To learn more about Microchip’s MOST network interface controllers, visit: http://www.microchip.com/MOST-Controllers-010615a
IHS projects that by 2020, Linux will lead the estimated 130 million unit in-vehicle-infotainment (IVI) market with a 41.3 percent share, taking 53.7 million units. Linux adoption is growing because it provides automotive designers with an open-source platform that allows them to maximize the reuse of existing work, while making their own incremental improvements. Additionally, AGL was built on top of a well-tested and stable Linux stack that is already being used in embedded and mobile devices.

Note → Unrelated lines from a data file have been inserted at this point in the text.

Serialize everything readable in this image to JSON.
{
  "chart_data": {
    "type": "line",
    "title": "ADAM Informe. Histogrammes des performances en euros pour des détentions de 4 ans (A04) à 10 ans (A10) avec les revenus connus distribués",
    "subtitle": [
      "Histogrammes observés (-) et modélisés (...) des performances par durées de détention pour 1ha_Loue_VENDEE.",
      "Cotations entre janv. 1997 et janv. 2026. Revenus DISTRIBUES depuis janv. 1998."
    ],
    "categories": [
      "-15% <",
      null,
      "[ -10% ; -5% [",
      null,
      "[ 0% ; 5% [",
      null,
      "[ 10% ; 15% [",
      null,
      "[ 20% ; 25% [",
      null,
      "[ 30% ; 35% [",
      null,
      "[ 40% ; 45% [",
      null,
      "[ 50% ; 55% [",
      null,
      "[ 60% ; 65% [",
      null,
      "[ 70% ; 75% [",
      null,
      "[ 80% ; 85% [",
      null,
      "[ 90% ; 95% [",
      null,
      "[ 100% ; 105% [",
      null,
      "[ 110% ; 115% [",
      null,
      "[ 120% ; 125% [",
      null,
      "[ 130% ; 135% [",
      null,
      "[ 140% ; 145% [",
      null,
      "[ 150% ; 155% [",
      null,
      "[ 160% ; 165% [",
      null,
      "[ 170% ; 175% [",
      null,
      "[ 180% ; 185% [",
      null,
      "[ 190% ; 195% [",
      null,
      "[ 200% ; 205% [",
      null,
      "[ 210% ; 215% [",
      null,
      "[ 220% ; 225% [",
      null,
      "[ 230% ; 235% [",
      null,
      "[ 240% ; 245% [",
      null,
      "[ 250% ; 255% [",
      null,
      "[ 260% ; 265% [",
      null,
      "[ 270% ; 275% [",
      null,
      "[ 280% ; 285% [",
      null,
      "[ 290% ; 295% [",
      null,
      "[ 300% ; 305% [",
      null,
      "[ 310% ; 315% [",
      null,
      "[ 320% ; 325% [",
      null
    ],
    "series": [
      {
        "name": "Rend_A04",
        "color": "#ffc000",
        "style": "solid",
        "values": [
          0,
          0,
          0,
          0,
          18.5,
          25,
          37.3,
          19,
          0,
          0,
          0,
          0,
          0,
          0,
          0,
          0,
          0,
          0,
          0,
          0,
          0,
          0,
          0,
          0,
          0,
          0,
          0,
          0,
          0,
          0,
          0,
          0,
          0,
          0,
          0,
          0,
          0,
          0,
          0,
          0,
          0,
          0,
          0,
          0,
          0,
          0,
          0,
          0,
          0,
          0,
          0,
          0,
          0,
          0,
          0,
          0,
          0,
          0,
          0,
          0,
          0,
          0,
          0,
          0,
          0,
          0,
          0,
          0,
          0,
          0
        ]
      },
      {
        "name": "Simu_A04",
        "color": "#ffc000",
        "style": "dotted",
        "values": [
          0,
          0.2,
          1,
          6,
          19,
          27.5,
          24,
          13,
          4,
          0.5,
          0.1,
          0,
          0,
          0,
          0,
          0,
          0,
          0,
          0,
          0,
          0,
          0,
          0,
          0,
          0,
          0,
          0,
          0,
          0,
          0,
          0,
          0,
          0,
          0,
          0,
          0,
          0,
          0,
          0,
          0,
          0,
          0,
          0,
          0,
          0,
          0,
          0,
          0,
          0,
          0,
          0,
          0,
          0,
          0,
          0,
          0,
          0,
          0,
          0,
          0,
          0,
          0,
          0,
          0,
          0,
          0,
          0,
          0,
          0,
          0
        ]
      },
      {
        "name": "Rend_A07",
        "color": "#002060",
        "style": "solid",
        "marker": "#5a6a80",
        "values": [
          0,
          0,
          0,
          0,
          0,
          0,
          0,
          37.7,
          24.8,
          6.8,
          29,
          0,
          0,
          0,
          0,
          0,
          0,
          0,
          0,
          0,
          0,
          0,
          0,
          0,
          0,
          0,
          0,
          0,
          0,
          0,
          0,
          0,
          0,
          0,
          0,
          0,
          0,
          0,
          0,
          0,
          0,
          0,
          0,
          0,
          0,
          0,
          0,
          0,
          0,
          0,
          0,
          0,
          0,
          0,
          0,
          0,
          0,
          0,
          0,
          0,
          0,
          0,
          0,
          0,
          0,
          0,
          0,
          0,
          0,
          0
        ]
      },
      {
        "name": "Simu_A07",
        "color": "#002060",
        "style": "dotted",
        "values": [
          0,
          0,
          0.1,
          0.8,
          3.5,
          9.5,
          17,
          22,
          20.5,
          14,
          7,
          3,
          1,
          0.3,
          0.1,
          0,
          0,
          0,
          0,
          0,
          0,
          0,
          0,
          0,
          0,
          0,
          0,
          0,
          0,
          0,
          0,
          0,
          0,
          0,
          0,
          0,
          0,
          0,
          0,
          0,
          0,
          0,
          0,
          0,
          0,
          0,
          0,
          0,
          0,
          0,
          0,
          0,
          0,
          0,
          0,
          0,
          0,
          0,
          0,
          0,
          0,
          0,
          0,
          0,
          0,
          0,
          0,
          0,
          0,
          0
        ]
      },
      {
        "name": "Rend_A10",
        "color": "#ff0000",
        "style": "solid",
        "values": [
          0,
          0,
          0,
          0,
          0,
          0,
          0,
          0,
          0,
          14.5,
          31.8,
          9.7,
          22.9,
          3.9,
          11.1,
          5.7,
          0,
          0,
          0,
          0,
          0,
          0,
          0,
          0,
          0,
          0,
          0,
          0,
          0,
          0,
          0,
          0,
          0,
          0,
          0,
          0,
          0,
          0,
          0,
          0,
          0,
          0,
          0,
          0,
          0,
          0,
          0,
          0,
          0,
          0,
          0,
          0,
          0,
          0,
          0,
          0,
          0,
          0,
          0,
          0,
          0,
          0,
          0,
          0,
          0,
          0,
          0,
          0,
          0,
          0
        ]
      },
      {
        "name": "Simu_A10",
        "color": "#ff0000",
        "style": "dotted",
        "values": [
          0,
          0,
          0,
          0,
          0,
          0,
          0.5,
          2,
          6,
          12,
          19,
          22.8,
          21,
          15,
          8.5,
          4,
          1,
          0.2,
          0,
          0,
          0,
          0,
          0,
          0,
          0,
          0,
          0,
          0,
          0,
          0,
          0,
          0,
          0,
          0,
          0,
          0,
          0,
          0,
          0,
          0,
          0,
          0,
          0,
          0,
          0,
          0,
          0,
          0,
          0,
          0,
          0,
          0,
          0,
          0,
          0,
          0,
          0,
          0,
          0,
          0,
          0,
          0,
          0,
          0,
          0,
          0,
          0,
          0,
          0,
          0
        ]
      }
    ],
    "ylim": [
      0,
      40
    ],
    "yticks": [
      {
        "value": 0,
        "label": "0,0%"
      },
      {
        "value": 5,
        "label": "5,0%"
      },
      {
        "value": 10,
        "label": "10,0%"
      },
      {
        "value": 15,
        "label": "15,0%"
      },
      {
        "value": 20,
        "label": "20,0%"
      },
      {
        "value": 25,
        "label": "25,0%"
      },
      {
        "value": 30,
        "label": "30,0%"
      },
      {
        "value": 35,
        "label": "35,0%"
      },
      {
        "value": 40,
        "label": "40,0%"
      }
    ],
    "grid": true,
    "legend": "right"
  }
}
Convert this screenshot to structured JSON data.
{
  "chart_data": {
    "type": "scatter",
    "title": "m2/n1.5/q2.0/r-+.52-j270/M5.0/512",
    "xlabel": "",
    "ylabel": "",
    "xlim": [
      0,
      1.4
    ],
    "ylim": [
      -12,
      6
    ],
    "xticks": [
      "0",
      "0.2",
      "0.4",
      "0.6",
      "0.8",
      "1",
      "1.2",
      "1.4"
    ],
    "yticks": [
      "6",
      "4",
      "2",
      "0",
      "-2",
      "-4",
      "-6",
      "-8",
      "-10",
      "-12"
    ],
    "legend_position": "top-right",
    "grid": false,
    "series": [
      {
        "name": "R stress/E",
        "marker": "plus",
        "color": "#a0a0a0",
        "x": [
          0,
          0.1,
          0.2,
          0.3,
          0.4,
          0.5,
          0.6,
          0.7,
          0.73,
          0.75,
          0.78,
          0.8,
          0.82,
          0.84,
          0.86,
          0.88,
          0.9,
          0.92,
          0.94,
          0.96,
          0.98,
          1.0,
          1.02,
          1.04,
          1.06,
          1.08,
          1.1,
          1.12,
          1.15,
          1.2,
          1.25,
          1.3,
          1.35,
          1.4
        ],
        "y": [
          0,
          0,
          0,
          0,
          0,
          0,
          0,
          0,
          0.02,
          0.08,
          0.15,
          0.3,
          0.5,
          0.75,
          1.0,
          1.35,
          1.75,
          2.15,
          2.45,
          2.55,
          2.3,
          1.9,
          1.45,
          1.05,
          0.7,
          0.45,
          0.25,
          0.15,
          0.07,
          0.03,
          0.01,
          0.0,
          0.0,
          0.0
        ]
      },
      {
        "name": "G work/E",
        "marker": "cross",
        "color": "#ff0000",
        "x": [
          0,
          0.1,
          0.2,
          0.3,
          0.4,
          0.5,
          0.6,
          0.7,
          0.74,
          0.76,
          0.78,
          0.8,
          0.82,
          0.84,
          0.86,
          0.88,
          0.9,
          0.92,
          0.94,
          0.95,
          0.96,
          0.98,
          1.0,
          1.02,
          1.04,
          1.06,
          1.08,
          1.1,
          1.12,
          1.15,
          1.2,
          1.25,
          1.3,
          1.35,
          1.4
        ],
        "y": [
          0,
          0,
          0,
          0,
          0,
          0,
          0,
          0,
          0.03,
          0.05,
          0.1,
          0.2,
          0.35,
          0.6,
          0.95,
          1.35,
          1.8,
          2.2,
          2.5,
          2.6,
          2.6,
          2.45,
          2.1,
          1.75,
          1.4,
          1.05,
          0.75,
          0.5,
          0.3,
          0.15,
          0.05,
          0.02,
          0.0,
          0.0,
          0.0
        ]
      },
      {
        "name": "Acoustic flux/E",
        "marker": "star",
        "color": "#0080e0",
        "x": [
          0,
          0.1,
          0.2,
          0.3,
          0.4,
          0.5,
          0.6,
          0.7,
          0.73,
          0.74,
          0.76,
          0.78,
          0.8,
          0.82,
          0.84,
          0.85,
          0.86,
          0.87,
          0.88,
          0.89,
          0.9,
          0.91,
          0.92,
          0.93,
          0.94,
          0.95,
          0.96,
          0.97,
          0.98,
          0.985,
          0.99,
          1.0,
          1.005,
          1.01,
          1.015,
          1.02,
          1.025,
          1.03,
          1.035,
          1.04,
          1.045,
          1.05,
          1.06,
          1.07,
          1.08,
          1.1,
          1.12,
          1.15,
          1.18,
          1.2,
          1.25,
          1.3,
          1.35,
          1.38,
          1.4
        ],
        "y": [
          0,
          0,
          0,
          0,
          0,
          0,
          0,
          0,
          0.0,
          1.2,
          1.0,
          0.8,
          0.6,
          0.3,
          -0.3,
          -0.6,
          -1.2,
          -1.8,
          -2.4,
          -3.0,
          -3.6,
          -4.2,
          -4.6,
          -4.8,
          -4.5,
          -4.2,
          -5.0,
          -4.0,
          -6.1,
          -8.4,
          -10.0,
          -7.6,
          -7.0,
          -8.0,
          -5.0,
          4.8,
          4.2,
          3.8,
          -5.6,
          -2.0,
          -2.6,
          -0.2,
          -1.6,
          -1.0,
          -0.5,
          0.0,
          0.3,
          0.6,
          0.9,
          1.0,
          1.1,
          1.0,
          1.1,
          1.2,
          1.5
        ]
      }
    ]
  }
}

The combination of MOST technology and Linux provides a solution for the increasing complexity of IVI and advanced-driver-assistance systems (ADAS), accelerating development via open-source software and the automotive-industry-proven MOST networking technology.
The MOST network technology is a time-division-multiplexing (TDM) network that transports different data types on separate channels at low latency and high quality-of-service. Microchip’s MOST network interface controllers offer separate hardware interfaces for different data types. In addition to the straight streaming of audio or video data via dedicated hardware interfaces, Microchip’s new Linux driver enables easy and harmonized access to all data types. Besides IP-based communication over the standard Linux Networking Stack, all MOST network data types are accessible via the regular device nodes of the Linux Virtual File System (VFS). Additionally, high-quality and multi-channel synchronous audio data can be seamlessly delivered by the Advanced Linux Sound System Architecture (ALSA) subsystem.